光の元は確実にアパートの一室からだった。
瞬間、グリーンは躊躇わずにそちらに向かって足を踏み出していた。
今のはポケモンの電撃ではないのか。
そしてそこから連想されるのはレッドのピカチュウである。

「っ、レッドがいんのか!?」

そのアパートはそんなに遠くない。
全力で走ればそこにたどり着くのには2分もかからなかった。








「ピカチュウ…ボール戻って…!」

ボールは運良くバックルに付いたままだった。
レッドは気絶する男の下敷きになったまま、ピカチュウに向かって空のボールを投げた。
ピカチュウの収まったボールは良い感じにリビングの冷蔵庫とシンクの間の隙間に転がっていく。
しかしホッとするのもつかの間、男が唸るような声を上げて目を覚ました。
何が起こったのか分からないらしく、先が焼け焦げた髪を不思議そうに触っている。

「そこどいてくれない?」

ピカチュウが手加減してくれたのをありがたく思えという気持ちを込めて男の胸板を押す。
しかし男は自分の下敷きになっているレッドに気づくと、思い出したようにニヤリと下卑た笑みを浮かべた。
この期に及んでまだやめないつもりか。

「や、やだ…!誰か、助け…っ」

一気に血の気が引いたレッドだったが、相変わらず上に乗ったままの男のせいで身動きが取れない。
絶望に、止まっていた涙が再び溢れ出す。
その時、玄関先に足音が聞こえてレッドは驚いてそちらを向いた。
誰でもいい、助けて欲しいとその足音の主を仰ぎ見れば、予想しなかった
相手に目を見開くことになった。

「グリー、ン…?」
「レッド!?…や、女…?」

グリーンのほうも驚愕に目を見開いてこちらを見ている。
しかしレッドに乗っている男のほうに目を向けると、急に表情を険しくした。
玄関先でなど、合意の上でないのは確実である。
電撃を食らった跡があるといい、乗られている彼女が泣いているといい、状況は最悪だとすぐに判断できる。

「おいおっさん、何してんだよ」

ドスの効いた低い声で詰め寄り、その胸ぐらを掴み上げれば男は青ざめて目をキョロキョロさせた。

「きっ、君こそ何なんだ。いきなり入ってきて、無遠慮じゃないか」
「その口が言うのかよ…あぁ?」

完全にキレていると分かるグリーンのその口調に、男はただただたじろぐばかりである。
グリーンは男の胸ぐらを掴み上げたままケータイを取り出すと、その顔をケータイのカメラで撮った。
男が顔をひきつらせて顔を反らすがもう遅い。
グリーンは口端をつり上げるとそのケータイを男の目の前でちらつかせた。

「いいのかなぁ、この写真警察に突きつけても」

男はわなわなと震えたままぶるぶると首を横に振っている。
グリーンはケータイを横の下駄箱の上に置くと、男の背広から財布を抜き取って中を物色する。

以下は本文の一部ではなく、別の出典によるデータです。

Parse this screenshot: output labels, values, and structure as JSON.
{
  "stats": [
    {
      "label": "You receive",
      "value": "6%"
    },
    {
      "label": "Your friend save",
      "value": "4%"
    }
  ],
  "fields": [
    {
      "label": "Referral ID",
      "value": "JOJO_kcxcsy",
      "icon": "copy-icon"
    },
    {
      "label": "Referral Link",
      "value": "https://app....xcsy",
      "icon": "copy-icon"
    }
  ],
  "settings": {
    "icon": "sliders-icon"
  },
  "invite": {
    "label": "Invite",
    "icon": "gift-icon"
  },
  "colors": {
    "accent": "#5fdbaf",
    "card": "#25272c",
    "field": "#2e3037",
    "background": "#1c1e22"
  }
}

「あれ?おっさん奥さんいるんじゃねぇの?このこと知ったらどう思うんだろうな」

免許証やその他のカードを眺めながらグリーンが言う。
男はもはや半泣きで首を横に振るばかりである。

「黙ってて欲しければ今後一切ここに近づくな。彼女に近づくな。今日あったこと、見たことを誰にも話すな。分かったな…?」
「は、はい…」

グリーンが胸ぐらを離した瞬間、男はよろけながらも慌てて部屋から出ていき、傘もささずに全速力で雨の中を走り去っていった。

「…ありがとう」

後ろからの控えめな声に、グリーンはハッと我に返ってそちらを振り返った。
はだけられた服に、涙で潤んだ扇状的な緋色の目。
今日探し求めた彼女があられもない姿でそこにへたりこんでいた。
髪が短かったから最初はレッドかと思ったが、そこにある胸は本物である。

「えっと…紅ちゃん…だよな?」

確認の意を込めて聞けば、彼女はあぁ、と自分の髪に触れた後、こくりと頷いた。

「長い方が女らしいかなって思って、いつもはウィッグかぶってる…」

彼女を抱き起こすが、どうやら腰が抜けてしまって立てないらしい。
グリーンはひょいと彼女を抱き上げると、驚く彼女を無視して寝室のベッドの上まで運び、優しく身体を下ろした。
相手がお礼を言おうと口を開くのを遮るように、ベッドに横たわる彼女の顔の横にグリーンの手が置かれる。
レッドが逃げられない、と悟ったのは遅くもその時点だった。

「…なんであんな状況になってたんだ?」
「家…知られちゃったみたいで…」
「なんでドア開けたんだ?」
「……セールスか何かかと思って…」
「あの男との面識は?」
「……店で」
「…この部屋からなんか電撃みたいなのが見えたんだけど、ここにピカチュウとかいたんじゃねぇの?」
「……」
「…レッドって知ってる?」
「……」

知っているのも何も、今グリーンが見下ろしているのがそのレッドなのだが、そのことをグリーンが知る由もない。
立て続けにくる質問に、しかも答え難い内容に、レッドは顔を背けた。
…が、顎を捕まれて再びグリーンのほうを向かされる。
その顔の真剣さにレッドは思わずぎくりとなってしまう。
そしてグリーンはレッドが頑なに結ぶその唇に指を這わせると、次の瞬間その唇を自分のもので塞いだ。
驚いて僅かに口を開けた瞬間を狙って無理矢理口内にねじ込まれてきたものにレッドの身体がビクンと震える。
長い長いそれに酸欠になりかけたところでやっとこさ解放してもらえ、呼吸を許された。

「んはっ…はっ、はぁ…っ」
「答えてくれないとやめねぇ」
「…っ」

答えられるわけがない。
泣きそうな表情で無言で訴えるレッドだが、もちろんそれでグリーンが納得するはずもない。
そしてグリーンには聞きたいことの他に確かめたいこともあった。
彼女の身体…
そっと服の中に手を入れ脇腹をさする。
それだけで彼女の顔は真っ赤に染まる。
知りたい。
知りたい。
どうしても、知りたい。
彼女が、知りたい。

「グリーン…?」
「それに、俺、おっさんに襲われてるおまえ見て冷静でいられるほど大人じゃねーから」
「え…」

困惑した顔で見上げてくる彼女…レッドに、グリーンは嘘くさい笑みを浮かべた。